The Real Problems: Industry And Policy
China's economy is also experiencing growing pains. The country revised its GDP growth estimates downward in September and manufacturing activity has shrank in four consecutive months.
A new report from Credit Suisse seeks to understand China's underlying problems. Several analysts visited the country and conducted investor tours in Beijing and Shanghai; in their mind, manufacturing and stimulus effectiveness are two major issues.
"There seems to be a clear divergence in China's current growth. The industrial sector is facing particular challenges...the industrial sector's nominal GDP is a key indicator of such challenges," the analysts wrote. Third quarter industrial GDP contracted by 0.2 percent, while headline GDP grew by 6.2 percent.
Investors Credit Suisse met with expect more stimulus, but "questioned the effectiveness" of such policies. Existing counter cyclical policy moves "may not be the right prescription for China’s problems," the firm added.

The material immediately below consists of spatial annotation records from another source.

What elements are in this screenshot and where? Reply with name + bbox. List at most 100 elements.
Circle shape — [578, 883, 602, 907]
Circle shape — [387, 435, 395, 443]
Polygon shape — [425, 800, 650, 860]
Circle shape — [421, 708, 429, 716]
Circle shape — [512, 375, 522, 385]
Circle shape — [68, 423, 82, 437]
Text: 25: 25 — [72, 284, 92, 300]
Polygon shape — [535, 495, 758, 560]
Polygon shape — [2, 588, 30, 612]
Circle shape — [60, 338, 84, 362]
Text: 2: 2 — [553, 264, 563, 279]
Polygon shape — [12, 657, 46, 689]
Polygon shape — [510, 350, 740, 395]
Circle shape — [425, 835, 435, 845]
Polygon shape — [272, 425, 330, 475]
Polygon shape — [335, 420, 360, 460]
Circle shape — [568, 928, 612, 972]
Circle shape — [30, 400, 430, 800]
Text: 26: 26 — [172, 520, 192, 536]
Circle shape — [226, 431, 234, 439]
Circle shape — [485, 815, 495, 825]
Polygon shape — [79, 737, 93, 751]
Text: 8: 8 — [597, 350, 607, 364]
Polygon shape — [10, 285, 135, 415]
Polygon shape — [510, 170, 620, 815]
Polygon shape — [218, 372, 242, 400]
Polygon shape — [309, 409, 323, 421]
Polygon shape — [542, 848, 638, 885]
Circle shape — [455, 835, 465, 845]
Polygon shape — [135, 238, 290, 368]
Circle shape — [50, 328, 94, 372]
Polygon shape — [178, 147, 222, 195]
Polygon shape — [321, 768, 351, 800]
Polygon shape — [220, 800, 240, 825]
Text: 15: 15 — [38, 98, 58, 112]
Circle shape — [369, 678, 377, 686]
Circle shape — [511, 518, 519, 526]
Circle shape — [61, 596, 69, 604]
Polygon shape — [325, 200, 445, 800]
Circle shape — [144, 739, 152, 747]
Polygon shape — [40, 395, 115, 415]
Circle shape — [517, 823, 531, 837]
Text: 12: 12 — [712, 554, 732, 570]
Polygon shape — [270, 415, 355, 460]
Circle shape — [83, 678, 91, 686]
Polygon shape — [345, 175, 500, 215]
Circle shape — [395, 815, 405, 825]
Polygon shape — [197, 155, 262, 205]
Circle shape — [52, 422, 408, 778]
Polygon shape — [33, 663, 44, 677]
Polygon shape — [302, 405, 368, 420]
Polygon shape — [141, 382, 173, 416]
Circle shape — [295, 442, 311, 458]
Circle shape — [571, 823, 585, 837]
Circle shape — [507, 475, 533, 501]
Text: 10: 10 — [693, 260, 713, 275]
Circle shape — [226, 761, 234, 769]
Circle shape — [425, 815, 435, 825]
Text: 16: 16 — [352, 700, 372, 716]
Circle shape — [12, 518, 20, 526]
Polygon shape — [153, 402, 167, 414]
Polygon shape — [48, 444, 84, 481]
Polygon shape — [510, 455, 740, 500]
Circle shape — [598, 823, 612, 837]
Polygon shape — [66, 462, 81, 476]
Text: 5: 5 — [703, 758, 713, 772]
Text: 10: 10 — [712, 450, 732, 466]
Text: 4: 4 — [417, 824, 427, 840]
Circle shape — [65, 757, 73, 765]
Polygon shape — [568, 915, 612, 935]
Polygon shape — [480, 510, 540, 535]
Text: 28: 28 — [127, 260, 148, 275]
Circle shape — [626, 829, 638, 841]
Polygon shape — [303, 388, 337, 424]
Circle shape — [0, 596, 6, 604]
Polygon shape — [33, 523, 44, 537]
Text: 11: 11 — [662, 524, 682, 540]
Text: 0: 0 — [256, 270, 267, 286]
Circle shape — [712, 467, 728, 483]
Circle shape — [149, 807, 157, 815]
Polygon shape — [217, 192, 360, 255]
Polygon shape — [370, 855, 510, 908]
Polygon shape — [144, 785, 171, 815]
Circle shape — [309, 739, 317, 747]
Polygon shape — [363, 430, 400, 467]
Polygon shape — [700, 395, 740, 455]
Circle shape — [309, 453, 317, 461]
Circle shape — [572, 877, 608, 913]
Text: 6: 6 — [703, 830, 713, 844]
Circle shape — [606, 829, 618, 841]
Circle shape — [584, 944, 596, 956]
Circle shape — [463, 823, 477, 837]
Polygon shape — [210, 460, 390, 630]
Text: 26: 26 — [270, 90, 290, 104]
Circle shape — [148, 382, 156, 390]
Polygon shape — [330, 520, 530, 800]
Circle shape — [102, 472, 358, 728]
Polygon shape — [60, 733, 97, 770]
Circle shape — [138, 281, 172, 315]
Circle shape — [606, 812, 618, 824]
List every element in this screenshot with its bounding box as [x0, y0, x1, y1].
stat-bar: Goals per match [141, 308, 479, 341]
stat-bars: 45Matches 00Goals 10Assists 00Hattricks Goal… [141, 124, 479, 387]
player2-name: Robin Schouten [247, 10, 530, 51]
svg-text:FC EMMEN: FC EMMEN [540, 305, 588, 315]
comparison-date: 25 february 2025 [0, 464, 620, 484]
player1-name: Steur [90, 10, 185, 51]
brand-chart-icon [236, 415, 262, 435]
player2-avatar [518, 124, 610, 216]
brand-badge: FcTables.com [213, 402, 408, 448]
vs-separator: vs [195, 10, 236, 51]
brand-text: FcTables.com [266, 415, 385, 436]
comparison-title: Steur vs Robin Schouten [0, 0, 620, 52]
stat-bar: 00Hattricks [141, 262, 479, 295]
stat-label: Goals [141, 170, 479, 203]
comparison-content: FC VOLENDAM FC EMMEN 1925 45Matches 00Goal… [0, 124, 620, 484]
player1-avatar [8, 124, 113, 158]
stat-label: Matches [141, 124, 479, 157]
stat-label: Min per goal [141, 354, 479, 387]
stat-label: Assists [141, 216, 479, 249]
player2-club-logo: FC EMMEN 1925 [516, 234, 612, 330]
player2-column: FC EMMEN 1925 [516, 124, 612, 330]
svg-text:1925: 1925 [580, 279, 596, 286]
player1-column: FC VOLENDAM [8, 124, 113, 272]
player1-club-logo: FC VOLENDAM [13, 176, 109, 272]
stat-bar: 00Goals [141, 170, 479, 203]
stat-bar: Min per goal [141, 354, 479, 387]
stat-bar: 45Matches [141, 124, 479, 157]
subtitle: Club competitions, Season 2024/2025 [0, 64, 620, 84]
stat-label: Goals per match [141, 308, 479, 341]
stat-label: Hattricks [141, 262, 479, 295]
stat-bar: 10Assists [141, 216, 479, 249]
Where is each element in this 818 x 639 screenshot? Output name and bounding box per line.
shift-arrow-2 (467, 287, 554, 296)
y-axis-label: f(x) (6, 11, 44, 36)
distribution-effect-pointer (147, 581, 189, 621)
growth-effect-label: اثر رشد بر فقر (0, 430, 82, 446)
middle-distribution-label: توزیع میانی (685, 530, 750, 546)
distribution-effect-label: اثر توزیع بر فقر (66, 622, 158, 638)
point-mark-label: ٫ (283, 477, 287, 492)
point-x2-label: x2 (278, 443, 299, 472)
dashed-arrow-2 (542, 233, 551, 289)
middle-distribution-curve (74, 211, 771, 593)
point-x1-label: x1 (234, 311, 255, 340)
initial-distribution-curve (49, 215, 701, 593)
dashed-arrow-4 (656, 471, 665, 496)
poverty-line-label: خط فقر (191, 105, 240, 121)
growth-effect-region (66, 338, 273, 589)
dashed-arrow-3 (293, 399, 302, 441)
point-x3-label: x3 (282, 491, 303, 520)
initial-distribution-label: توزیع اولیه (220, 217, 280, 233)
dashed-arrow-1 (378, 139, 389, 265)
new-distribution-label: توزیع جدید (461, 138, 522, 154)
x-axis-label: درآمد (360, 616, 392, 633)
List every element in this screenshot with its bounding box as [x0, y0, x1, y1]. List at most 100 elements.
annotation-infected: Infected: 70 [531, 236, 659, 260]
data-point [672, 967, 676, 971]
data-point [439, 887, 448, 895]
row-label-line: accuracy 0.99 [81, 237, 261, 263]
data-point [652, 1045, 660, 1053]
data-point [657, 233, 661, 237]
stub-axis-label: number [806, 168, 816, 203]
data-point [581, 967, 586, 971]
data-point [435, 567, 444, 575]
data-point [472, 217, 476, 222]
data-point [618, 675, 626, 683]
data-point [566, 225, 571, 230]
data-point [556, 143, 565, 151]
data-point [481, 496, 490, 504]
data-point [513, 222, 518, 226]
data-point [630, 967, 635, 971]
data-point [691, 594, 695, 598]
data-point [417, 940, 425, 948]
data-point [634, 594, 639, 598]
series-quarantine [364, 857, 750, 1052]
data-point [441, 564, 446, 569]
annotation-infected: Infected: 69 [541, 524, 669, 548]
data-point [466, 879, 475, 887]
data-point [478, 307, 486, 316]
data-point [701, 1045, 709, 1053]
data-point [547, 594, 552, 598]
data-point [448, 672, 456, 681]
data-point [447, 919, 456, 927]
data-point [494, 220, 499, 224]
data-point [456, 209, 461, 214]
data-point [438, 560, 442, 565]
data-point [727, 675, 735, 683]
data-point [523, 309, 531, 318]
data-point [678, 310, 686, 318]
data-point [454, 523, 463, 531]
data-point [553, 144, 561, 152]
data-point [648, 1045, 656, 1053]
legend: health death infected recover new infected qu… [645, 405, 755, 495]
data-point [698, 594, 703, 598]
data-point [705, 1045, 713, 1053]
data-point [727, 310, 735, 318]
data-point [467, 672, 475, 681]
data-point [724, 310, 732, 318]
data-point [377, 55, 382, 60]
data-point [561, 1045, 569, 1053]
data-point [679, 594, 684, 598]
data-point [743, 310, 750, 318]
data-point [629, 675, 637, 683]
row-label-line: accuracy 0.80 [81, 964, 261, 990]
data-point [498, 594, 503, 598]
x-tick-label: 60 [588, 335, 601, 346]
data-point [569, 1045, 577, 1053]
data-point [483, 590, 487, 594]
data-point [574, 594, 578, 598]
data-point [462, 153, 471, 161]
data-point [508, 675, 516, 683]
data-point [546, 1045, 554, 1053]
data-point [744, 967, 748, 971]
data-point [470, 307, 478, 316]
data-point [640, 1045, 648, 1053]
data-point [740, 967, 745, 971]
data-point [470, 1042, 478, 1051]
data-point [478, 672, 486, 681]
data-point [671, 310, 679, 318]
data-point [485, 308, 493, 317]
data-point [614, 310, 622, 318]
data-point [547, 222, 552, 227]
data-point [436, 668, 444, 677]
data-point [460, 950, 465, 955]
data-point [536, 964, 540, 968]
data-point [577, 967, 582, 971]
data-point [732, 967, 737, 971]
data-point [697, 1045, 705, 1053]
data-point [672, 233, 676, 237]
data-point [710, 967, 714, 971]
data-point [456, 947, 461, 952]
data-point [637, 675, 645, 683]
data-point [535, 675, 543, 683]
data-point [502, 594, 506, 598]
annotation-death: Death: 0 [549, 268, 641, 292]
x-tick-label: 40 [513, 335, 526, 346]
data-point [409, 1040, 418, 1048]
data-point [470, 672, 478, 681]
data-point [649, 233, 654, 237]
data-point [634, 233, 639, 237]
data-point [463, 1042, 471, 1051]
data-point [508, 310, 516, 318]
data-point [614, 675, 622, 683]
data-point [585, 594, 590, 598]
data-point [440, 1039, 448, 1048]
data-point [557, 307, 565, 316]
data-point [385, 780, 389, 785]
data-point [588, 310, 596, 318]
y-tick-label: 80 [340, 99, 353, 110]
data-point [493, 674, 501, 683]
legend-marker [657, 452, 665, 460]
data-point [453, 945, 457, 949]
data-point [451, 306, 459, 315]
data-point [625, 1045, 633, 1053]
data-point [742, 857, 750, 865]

Here's Credit Suisse's logic:
"Over the past decade, Beijing has been primarily using Keynesian-style policies to boost growth, without many structural reforms. That has failed to bring private consumption and investment back. Investment by the private sector remains muted. Chinese tourists have traveled in increasing numbers to many countries, spending an estimated RMB1tn per year, yet domestic spending is soft."
"In our view, China needs measures on the supply side, instead of on the demand side. We believe China needs to put forward structural reforms, breaking SOE monopolies, eliminating excess capacity, cutting tax rates, and encouraging innovation."
Of note, Chinese President Xi Jinping did mention supply side policies earlier this month -- the first time he's discussed them in public.
"We found that encouraging," the analysts concluded. Time will tell if their advice is taken.